The modern mystery has its roots in the 19th century. Early writers such as Arthur Conan Doyle, Wilkie Collins, and Edgar Allan Poe were developers of the genre. The first mysteries, before modern forensics, were cozy in nature. The requirements were a small group of suspects, a few clues, and the art of deduction to solve the crime. Many of the early crime writers were English and we still tend to think of the mystery as a British staple.
At the turn of the century the love of a good mystery expanded quickly. Sometimes written as serials in magazines and sometimes as novels or novellas, a mystery was sure to show up in most boudoirs for night time reading.
The 1920s are considered the golden age of the mystery novel. It was in this era that two well-known writers, Agatha Christie and Dorothy Sayers introduced us to Hercule Poirot, Miss Marple and Lord Peter Wimsey. For many years a common expectation in the writing world was 'a Christie for Christmas.'
Meanwhile. across the pond, mystery was aimed at the young with sleuths Nancy Drew and the Hardy Boys.
As the appeal of a good mystery grew over the next decades, it expanded in scope. American writers such as Raymond Chandler and Dasheill Hammett wrote a more hard-boiled story, introducing us to the tough private eye. Other writers chose police detectives as their protagonists.
After a lull in the later decades of the 1900s,in the twenty-first century we have a new expansion of the mystery. True crime is always popular and to that we can add supernatural, suspense, and historical. With new forensic science taking hold of imaginations, we see police procedurals and mysteries centred around pathologists or scientists.
Dark brooding mysteries from writers like Val McDiarmid join true crime authors such as Ann Rule.
Of course the cozy never has gone out of style. Now it has taken a whole new direction with series taking place in ice cream parlours, bakeries, and at quilting bees and with cats or dogs as sidekicks.
I love them all, but I still have a soft spot for Agatha Christie, no matter how many times I've read her 80 books.
Authors usually choose a series centred around events or places that interest them or are in their comfort zone.

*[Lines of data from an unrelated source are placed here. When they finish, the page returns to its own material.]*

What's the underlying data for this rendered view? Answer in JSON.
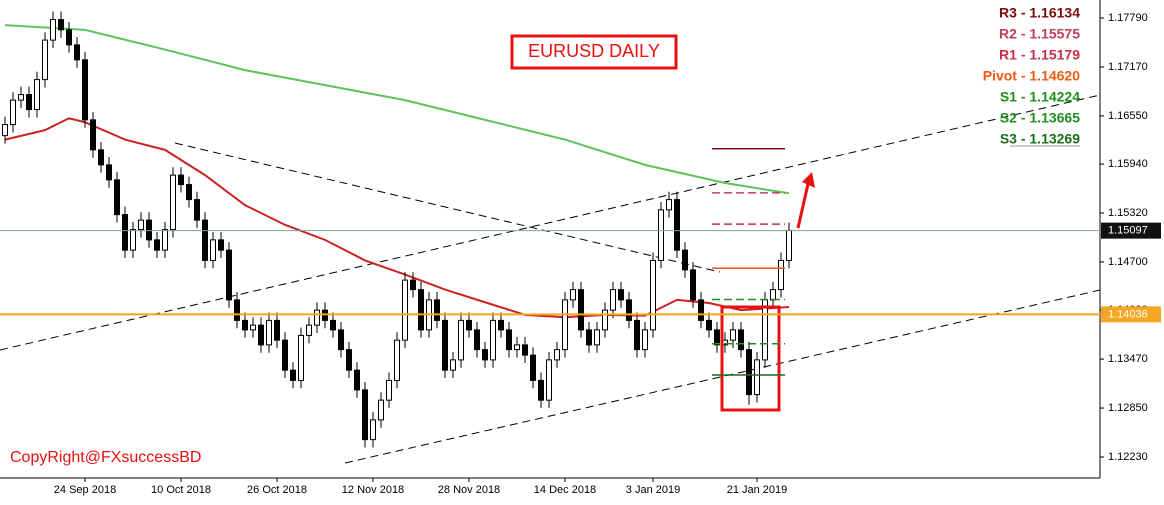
{
  "chart_data": {
    "type": "candlestick",
    "title": "EURUSD DAILY",
    "credit": "CopyRight@FXsuccessBD",
    "categories": [
      null,
      null,
      null,
      null,
      null,
      null,
      null,
      null,
      null,
      null,
      "24 Sep 2018",
      null,
      null,
      null,
      null,
      null,
      null,
      null,
      null,
      null,
      null,
      null,
      "10 Oct 2018",
      null,
      null,
      null,
      null,
      null,
      null,
      null,
      null,
      null,
      null,
      null,
      "26 Oct 2018",
      null,
      null,
      null,
      null,
      null,
      null,
      null,
      null,
      null,
      null,
      null,
      "12 Nov 2018",
      null,
      null,
      null,
      null,
      null,
      null,
      null,
      null,
      null,
      null,
      null,
      "28 Nov 2018",
      null,
      null,
      null,
      null,
      null,
      null,
      null,
      null,
      null,
      null,
      null,
      "14 Dec 2018",
      null,
      null,
      null,
      null,
      null,
      null,
      null,
      null,
      null,
      null,
      "3 Jan 2019",
      null,
      null,
      null,
      null,
      null,
      null,
      null,
      null,
      null,
      null,
      null,
      null,
      "21 Jan 2019",
      null,
      null,
      null,
      null
    ],
    "open": [
      1.163,
      1.1644,
      1.1675,
      1.1682,
      1.1663,
      1.1701,
      1.1751,
      1.1777,
      1.1764,
      1.1745,
      1.1726,
      1.165,
      1.1612,
      1.1593,
      1.1574,
      1.153,
      1.1485,
      1.1511,
      1.1523,
      1.1498,
      1.1485,
      1.1511,
      1.158,
      1.1568,
      1.1549,
      1.1523,
      1.1472,
      1.1498,
      1.1485,
      1.1422,
      1.1396,
      1.1384,
      1.139,
      1.1365,
      1.1396,
      1.1371,
      1.1333,
      1.132,
      1.1377,
      1.139,
      1.1409,
      1.1396,
      1.1384,
      1.1359,
      1.1333,
      1.1308,
      1.1245,
      1.127,
      1.1295,
      1.132,
      1.1371,
      1.1447,
      1.1435,
      1.1384,
      1.1422,
      1.1396,
      1.1333,
      1.1346,
      1.1396,
      1.1384,
      1.1359,
      1.1346,
      1.1396,
      1.1384,
      1.1359,
      1.1365,
      1.1352,
      1.132,
      1.1295,
      1.1346,
      1.1359,
      1.1422,
      1.1435,
      1.1384,
      1.1365,
      1.1384,
      1.1409,
      1.1435,
      1.1422,
      1.1396,
      1.1359,
      1.1384,
      1.1472,
      1.1536,
      1.1549,
      1.1485,
      1.146,
      1.1422,
      1.1396,
      1.1384,
      1.1365,
      1.1371,
      1.1384,
      1.1359,
      1.1302,
      1.1346,
      1.1422,
      1.1435,
      1.1472
    ],
    "high": [
      1.1654,
      1.1685,
      1.1692,
      1.1692,
      1.1711,
      1.1761,
      1.1787,
      1.1787,
      1.1774,
      1.1755,
      1.1736,
      1.166,
      1.1622,
      1.1603,
      1.1584,
      1.154,
      1.1521,
      1.1533,
      1.1533,
      1.1508,
      1.1521,
      1.159,
      1.159,
      1.1578,
      1.1559,
      1.1533,
      1.1508,
      1.1508,
      1.1495,
      1.1432,
      1.1406,
      1.14,
      1.14,
      1.1406,
      1.1406,
      1.1381,
      1.1343,
      1.1387,
      1.14,
      1.1419,
      1.1419,
      1.1406,
      1.1394,
      1.1369,
      1.1343,
      1.1318,
      1.128,
      1.1305,
      1.133,
      1.1381,
      1.1457,
      1.1457,
      1.1445,
      1.1432,
      1.1432,
      1.1406,
      1.1356,
      1.1406,
      1.1406,
      1.1394,
      1.1369,
      1.1406,
      1.1406,
      1.1394,
      1.1375,
      1.1375,
      1.1362,
      1.133,
      1.1356,
      1.1369,
      1.1432,
      1.1445,
      1.1445,
      1.1394,
      1.1394,
      1.1419,
      1.1445,
      1.1445,
      1.1432,
      1.1406,
      1.1394,
      1.1482,
      1.1546,
      1.1559,
      1.1559,
      1.1495,
      1.147,
      1.1432,
      1.1406,
      1.1394,
      1.1381,
      1.1394,
      1.1394,
      1.1369,
      1.1356,
      1.1432,
      1.1445,
      1.1482,
      1.152
    ],
    "low": [
      1.162,
      1.1634,
      1.1665,
      1.1653,
      1.1653,
      1.1691,
      1.1741,
      1.1754,
      1.1735,
      1.1716,
      1.164,
      1.1602,
      1.1583,
      1.1564,
      1.152,
      1.1475,
      1.1475,
      1.1501,
      1.1488,
      1.1475,
      1.1475,
      1.1501,
      1.1558,
      1.1539,
      1.1513,
      1.1462,
      1.1462,
      1.1475,
      1.1412,
      1.1386,
      1.1374,
      1.1374,
      1.1355,
      1.1355,
      1.1361,
      1.1323,
      1.131,
      1.131,
      1.1367,
      1.138,
      1.1386,
      1.1374,
      1.1349,
      1.1323,
      1.1298,
      1.1235,
      1.1235,
      1.126,
      1.1285,
      1.131,
      1.1361,
      1.1425,
      1.1374,
      1.1374,
      1.1386,
      1.1323,
      1.1323,
      1.1336,
      1.1374,
      1.1349,
      1.1336,
      1.1336,
      1.1374,
      1.1349,
      1.1349,
      1.1342,
      1.131,
      1.1285,
      1.1285,
      1.1336,
      1.1349,
      1.1412,
      1.1374,
      1.1355,
      1.1355,
      1.1374,
      1.1399,
      1.1412,
      1.1386,
      1.1349,
      1.1349,
      1.1374,
      1.1462,
      1.1526,
      1.1475,
      1.145,
      1.1412,
      1.1386,
      1.1374,
      1.1355,
      1.1355,
      1.1361,
      1.1349,
      1.1289,
      1.1292,
      1.1336,
      1.1412,
      1.1425,
      1.1462
    ],
    "close": [
      1.1644,
      1.1675,
      1.1682,
      1.1663,
      1.1701,
      1.1751,
      1.1777,
      1.1764,
      1.1745,
      1.1726,
      1.165,
      1.1612,
      1.1593,
      1.1574,
      1.153,
      1.1485,
      1.1511,
      1.1523,
      1.1498,
      1.1485,
      1.1511,
      1.158,
      1.1568,
      1.1549,
      1.1523,
      1.1472,
      1.1498,
      1.1485,
      1.1422,
      1.1396,
      1.1384,
      1.139,
      1.1365,
      1.1396,
      1.1371,
      1.1333,
      1.132,
      1.1377,
      1.139,
      1.1409,
      1.1396,
      1.1384,
      1.1359,
      1.1333,
      1.1308,
      1.1245,
      1.127,
      1.1295,
      1.132,
      1.1371,
      1.1447,
      1.1435,
      1.1384,
      1.1422,
      1.1396,
      1.1333,
      1.1346,
      1.1396,
      1.1384,
      1.1359,
      1.1346,
      1.1396,
      1.1384,
      1.1359,
      1.1365,
      1.1352,
      1.132,
      1.1295,
      1.1346,
      1.1359,
      1.1422,
      1.1435,
      1.1384,
      1.1365,
      1.1384,
      1.1409,
      1.1435,
      1.1422,
      1.1396,
      1.1359,
      1.1384,
      1.1472,
      1.1536,
      1.1549,
      1.1485,
      1.146,
      1.1422,
      1.1396,
      1.1384,
      1.1365,
      1.1371,
      1.1384,
      1.1359,
      1.1302,
      1.1346,
      1.1422,
      1.1435,
      1.1472,
      1.151
    ],
    "ylim": [
      1.11964,
      1.18018
    ],
    "yticks": [
      {
        "value": 1.1779,
        "label": "1.17790"
      },
      {
        "value": 1.1717,
        "label": "1.17170"
      },
      {
        "value": 1.1655,
        "label": "1.16550"
      },
      {
        "value": 1.1594,
        "label": "1.15940"
      },
      {
        "value": 1.1532,
        "label": "1.15320"
      },
      {
        "value": 1.147,
        "label": "1.14700"
      },
      {
        "value": 1.1409,
        "label": "1.14090"
      },
      {
        "value": 1.1347,
        "label": "1.13470"
      },
      {
        "value": 1.1285,
        "label": "1.12850"
      },
      {
        "value": 1.1223,
        "label": "1.12230"
      }
    ],
    "lines": [
      {
        "color": "#5cc45a",
        "x": [
          0,
          10,
          20,
          30,
          40,
          50,
          60,
          70,
          80,
          90,
          98
        ],
        "values": [
          1.177,
          1.1764,
          1.1739,
          1.1713,
          1.1694,
          1.1675,
          1.165,
          1.1625,
          1.1593,
          1.157,
          1.1557
        ]
      },
      {
        "color": "#cc2222",
        "x": [
          0,
          5,
          8,
          10,
          15,
          20,
          25,
          30,
          35,
          40,
          45,
          50,
          55,
          60,
          65,
          70,
          75,
          80,
          84,
          88,
          92,
          98
        ],
        "values": [
          1.1625,
          1.1637,
          1.1652,
          1.1647,
          1.1625,
          1.1612,
          1.158,
          1.1542,
          1.1517,
          1.1498,
          1.1472,
          1.1454,
          1.1435,
          1.1419,
          1.1403,
          1.14,
          1.1403,
          1.1402,
          1.1422,
          1.1418,
          1.1409,
          1.1413
        ]
      }
    ],
    "levels": [
      {
        "value": 1.15097,
        "color": "#7fa596",
        "box": "#111111"
      },
      {
        "value": 1.14036,
        "color": "#f5a623",
        "box": "#f5a623"
      }
    ],
    "pivots": [
      {
        "label": "R3 - 1.16134",
        "value": 1.16134,
        "color": "#7a0c0c",
        "dash": false
      },
      {
        "label": "R2 - 1.15575",
        "value": 1.15575,
        "color": "#c0405a",
        "dash": true
      },
      {
        "label": "R1 - 1.15179",
        "value": 1.15179,
        "color": "#c8304a",
        "dash": true
      },
      {
        "label": "Pivot - 1.14620",
        "value": 1.1462,
        "color": "#ee5a12",
        "dash": false
      },
      {
        "label": "S1 - 1.14224",
        "value": 1.14224,
        "color": "#1f8f1f",
        "dash": true
      },
      {
        "label": "S2 - 1.13665",
        "value": 1.13665,
        "color": "#1f8f1f",
        "dash": true
      },
      {
        "label": "S3 - 1.13269",
        "value": 1.13269,
        "color": "#1a6e1a",
        "dash": false
      }
    ]
  }
}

I have two cozy series started. The first (Island Charms and Murder At The Island Spa) has a middle-aged divorced sleuth who makes her home on Vancouver Island, my current home. The Boarding Kennel (Old Shadows, New Murder) series involving Taylor, a younger sleuth, takes place in a small Manitoba town, similar to the one I grew up in. I am presently working on the third book in the Island series and the second in the Boarding Kennel one.
My only fear tackling two series at once is that my characters may decide to cross over. Wouldn't that be fun? Say, maybe that could be the start of a whole new idea.